Disclaimer: View described below are my own and do not reflect those of my employer!

Granted it’s been not a long time since I’ve been working at my new job; but the macro below is pretty apt! Ever since graduating, I’ve worked more than a few jobs. I started off as a technical editor and moved on to becoming an app engineer! What was different with a FAANG? Let me list it out.

faang 1
Ain’t that the truth!

Pace

There’s a lot to do and you’ve got to do it fast! There are a couple of important reasons why:

First, as a mobile engineer, you’ve got to make sure your code is checked-in before the weekly release branch cut. If you don’t make it, you have to wait until the next week. And a week is a plenty of time to wait.

Second, since we dog-food and do small A/B tests for each new feature we ship; it’s plain likely that your awesome new feature might increase the engagement metrics but regress the startup time. While you debug why that happens, a week goes by → you figure out what’s wrong → you ship your fixes → your fixes are dog-fooding → if all’s well, we go for a public test again. You go through this cycle again and again unless your code is absolutely bug-free™ and doesn’t impact any company critical metrics negatively.

This is in start contrast to your two-week sprint! There’s no grooming or assigning points to tickets 🎫. There’s no QA you can fall back on to verify your new awesome feature is working as expected. At the end of the half, your performance is based on the features you’ve shipped and since it takes a decent amount of iteration to launch something; you better be quick.

The A/B Testing Culture

There was a slight learning curve involved with this. I had no background in experimentation, creating control/test groups, logging exposures, gate keeping with kill-switches etc.

Our team has a weekly experiment review where we go through ongoing experiments that engineers are running and make a ship/no-ship decision. It’s a little bit more involved than what I described, but you get the gist. My first few weeks in Experiment Review was just me taking notes as others used different acronyms every few seconds. I felt lost! I misconfigured experiment setups and I always felt I can do better during my experiment presentations. In hindsight, this was expected. As time has passed, it’s become more easier. And what’s helped is peer feedback on my experiment setups, presentations and helping me understand just how everything works.

To be honest, I’ve come to believe experimentation slows us down. We A/B test features even as small as introducing haptic feedback on tapping a button. Granted, we tend to be more confident since testing verifies our initial hypothesis for launching a new feature.
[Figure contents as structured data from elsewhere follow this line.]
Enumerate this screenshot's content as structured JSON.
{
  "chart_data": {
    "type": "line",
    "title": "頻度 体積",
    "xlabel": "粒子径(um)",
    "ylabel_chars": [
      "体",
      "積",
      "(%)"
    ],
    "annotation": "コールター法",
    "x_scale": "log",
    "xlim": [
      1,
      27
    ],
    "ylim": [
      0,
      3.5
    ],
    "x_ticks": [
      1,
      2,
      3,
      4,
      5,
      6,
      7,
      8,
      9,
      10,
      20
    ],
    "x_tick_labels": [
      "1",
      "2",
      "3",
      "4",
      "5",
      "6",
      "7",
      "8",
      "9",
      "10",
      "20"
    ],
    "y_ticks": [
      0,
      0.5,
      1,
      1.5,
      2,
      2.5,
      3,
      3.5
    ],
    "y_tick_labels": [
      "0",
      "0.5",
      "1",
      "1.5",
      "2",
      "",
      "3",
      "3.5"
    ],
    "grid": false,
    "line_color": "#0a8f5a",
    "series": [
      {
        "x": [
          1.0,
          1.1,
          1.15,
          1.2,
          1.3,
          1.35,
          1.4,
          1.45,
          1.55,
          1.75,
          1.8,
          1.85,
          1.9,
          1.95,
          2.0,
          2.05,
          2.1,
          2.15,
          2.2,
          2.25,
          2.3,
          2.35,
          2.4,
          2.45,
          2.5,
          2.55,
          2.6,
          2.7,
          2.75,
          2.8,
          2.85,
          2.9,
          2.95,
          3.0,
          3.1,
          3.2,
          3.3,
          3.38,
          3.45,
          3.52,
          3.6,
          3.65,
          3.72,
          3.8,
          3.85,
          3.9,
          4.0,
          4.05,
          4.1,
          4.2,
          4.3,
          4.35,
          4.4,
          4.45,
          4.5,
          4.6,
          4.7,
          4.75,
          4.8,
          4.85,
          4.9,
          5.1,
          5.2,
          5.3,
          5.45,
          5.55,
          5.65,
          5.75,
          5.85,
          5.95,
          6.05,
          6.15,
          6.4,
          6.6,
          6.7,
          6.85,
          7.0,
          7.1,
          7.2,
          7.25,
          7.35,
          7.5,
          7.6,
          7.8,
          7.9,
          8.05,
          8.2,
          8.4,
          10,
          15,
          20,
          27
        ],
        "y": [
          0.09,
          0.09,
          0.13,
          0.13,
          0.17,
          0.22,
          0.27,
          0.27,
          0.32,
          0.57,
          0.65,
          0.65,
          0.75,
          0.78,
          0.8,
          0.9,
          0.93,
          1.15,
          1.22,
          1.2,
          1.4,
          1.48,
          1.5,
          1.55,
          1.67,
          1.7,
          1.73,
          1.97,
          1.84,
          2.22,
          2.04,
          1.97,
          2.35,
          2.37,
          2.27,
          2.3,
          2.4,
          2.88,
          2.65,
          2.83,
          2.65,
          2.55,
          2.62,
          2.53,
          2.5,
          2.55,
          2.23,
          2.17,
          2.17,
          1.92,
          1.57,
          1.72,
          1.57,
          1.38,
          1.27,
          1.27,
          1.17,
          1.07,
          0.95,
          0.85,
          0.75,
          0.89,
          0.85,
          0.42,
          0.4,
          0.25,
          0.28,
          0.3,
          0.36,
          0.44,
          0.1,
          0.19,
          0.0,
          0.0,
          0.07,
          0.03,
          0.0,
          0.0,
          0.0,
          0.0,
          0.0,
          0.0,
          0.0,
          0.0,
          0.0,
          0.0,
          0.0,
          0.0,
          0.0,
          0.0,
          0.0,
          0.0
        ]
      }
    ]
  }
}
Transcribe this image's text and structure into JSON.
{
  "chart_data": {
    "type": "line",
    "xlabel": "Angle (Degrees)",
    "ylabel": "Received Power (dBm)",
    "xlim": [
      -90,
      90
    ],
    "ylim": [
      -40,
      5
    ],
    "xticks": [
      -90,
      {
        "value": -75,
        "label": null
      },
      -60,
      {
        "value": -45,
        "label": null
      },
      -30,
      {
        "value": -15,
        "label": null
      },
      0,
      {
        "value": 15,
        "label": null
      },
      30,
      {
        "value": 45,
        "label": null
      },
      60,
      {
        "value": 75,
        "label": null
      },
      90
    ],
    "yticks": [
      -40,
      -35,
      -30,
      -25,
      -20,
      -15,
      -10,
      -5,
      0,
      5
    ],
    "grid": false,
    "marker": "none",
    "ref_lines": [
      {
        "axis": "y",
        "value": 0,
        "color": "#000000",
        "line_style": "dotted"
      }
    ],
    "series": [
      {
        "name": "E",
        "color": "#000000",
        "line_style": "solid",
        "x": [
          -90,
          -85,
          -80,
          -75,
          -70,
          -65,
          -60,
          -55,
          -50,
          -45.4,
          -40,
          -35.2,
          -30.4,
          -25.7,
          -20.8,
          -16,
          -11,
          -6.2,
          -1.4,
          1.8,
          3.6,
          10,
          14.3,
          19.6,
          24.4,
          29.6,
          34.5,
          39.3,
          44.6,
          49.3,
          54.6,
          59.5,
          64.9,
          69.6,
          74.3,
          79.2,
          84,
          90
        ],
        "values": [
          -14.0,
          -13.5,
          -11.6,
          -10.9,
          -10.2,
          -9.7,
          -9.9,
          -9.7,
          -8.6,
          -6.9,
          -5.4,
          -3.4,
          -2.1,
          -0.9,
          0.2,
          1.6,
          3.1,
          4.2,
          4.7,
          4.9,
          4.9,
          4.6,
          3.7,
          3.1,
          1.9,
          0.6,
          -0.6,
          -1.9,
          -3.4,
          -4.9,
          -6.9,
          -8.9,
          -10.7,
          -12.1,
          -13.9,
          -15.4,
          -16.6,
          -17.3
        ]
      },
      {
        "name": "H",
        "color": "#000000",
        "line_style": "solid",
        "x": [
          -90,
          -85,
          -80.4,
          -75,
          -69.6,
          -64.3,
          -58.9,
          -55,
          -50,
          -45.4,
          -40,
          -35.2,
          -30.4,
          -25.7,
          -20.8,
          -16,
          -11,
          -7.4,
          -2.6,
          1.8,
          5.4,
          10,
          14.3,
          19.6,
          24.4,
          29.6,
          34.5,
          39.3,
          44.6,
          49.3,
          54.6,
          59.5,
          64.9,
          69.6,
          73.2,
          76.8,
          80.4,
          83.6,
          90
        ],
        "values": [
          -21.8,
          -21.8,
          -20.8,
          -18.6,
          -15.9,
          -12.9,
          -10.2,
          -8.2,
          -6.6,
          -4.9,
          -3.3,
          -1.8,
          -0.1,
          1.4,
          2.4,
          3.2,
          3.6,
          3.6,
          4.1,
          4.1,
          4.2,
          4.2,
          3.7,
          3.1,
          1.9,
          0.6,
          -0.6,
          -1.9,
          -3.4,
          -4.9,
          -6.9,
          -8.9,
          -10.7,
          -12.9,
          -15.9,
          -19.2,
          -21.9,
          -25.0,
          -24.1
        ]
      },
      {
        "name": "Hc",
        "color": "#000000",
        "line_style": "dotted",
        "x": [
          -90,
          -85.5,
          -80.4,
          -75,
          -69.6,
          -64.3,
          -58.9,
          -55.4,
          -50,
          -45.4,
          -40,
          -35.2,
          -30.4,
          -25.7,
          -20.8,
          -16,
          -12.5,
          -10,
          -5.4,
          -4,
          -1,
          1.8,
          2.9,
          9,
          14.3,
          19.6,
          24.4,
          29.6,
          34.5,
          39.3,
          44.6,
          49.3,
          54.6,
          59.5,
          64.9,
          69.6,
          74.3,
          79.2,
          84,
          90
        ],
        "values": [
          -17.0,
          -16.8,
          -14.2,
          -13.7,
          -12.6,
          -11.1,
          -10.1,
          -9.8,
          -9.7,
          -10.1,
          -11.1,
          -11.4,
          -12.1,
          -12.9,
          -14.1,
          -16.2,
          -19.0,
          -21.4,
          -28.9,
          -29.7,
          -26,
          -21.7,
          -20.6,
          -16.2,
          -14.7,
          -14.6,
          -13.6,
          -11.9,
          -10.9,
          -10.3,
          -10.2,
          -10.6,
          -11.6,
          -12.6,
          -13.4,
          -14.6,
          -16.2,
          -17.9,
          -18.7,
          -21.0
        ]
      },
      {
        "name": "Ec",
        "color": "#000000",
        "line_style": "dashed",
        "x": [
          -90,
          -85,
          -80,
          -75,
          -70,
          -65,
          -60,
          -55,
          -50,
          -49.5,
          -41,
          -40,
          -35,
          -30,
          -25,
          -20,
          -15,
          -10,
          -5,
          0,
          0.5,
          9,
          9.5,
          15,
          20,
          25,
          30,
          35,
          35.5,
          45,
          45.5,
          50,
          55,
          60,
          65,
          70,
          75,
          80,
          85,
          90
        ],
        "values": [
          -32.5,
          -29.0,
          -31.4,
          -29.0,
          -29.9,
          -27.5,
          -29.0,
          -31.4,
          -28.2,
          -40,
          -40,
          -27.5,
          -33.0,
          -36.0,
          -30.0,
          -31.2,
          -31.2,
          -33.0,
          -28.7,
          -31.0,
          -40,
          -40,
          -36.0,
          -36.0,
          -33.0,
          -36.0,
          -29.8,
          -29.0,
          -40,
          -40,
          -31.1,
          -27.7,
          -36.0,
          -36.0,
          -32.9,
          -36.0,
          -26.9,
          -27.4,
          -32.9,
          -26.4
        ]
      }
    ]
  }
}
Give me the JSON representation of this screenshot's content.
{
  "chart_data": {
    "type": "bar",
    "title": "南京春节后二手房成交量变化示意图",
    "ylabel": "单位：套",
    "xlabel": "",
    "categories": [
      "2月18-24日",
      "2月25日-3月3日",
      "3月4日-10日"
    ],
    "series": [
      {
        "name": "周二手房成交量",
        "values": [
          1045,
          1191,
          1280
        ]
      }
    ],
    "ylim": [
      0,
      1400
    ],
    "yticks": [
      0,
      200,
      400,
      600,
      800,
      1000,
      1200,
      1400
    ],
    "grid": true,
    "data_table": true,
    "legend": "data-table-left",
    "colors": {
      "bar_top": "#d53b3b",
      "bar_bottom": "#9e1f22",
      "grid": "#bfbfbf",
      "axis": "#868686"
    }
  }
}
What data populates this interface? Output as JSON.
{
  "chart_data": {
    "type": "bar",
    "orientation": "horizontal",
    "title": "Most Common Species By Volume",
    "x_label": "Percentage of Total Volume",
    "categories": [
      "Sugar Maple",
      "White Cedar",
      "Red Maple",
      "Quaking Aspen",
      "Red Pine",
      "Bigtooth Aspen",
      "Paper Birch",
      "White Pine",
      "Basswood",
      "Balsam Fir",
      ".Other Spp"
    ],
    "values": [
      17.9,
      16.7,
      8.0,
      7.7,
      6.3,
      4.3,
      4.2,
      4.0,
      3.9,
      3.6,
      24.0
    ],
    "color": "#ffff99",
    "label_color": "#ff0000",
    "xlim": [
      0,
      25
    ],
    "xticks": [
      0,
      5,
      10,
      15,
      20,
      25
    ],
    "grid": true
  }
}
But keeping two pieces of code and iterating for months for a feature that just adds something minimal just contradicts the Move Quick culture that has made the company grow so fast. I’ve come to admire how the fruit company operates even more now.

Just yesterday, one of our Data Scientists mentioned to me that we — product engineers — use A/B testing as a fallback testing mechanism to find bugs instead of actually trying to find a good variant of our code to ship. As I think about it, that’s actually true!

Coding and Autonomy

One of the best things I’ve loved about working here is that I can go in tomorrow and fix a bug in our Source Control system or our AR/VR frameworks pretty darn easily. I can dive deep into how the News Feed works or see how caching is implemented for Instagram Stories on Android without the need to ask any permissions or switch teams. This is one of the best selling points for me as an engineer and a tinkerer.

You’ll also get some great feedback in code reviews! Let me sum up my learnings:

  • Binary size regressions due to Obj-C metadata bloat.
  • Power of Protocols (especially useful in the A/B testing world where you have pieces of code that achieve the same thing).
  • MACROS to enforce nullability and avoid subclassing!
  • Composition > Inheritance.
  • Defensive programming.
  • Use firstObject instead of accessing by bounds and more.

This would be a good time to stop. I feel there are a lot of other things that I can’t remember right now or can’t mention unless I want to violate my employee confidentiality. But yeah, things’ are’a changing!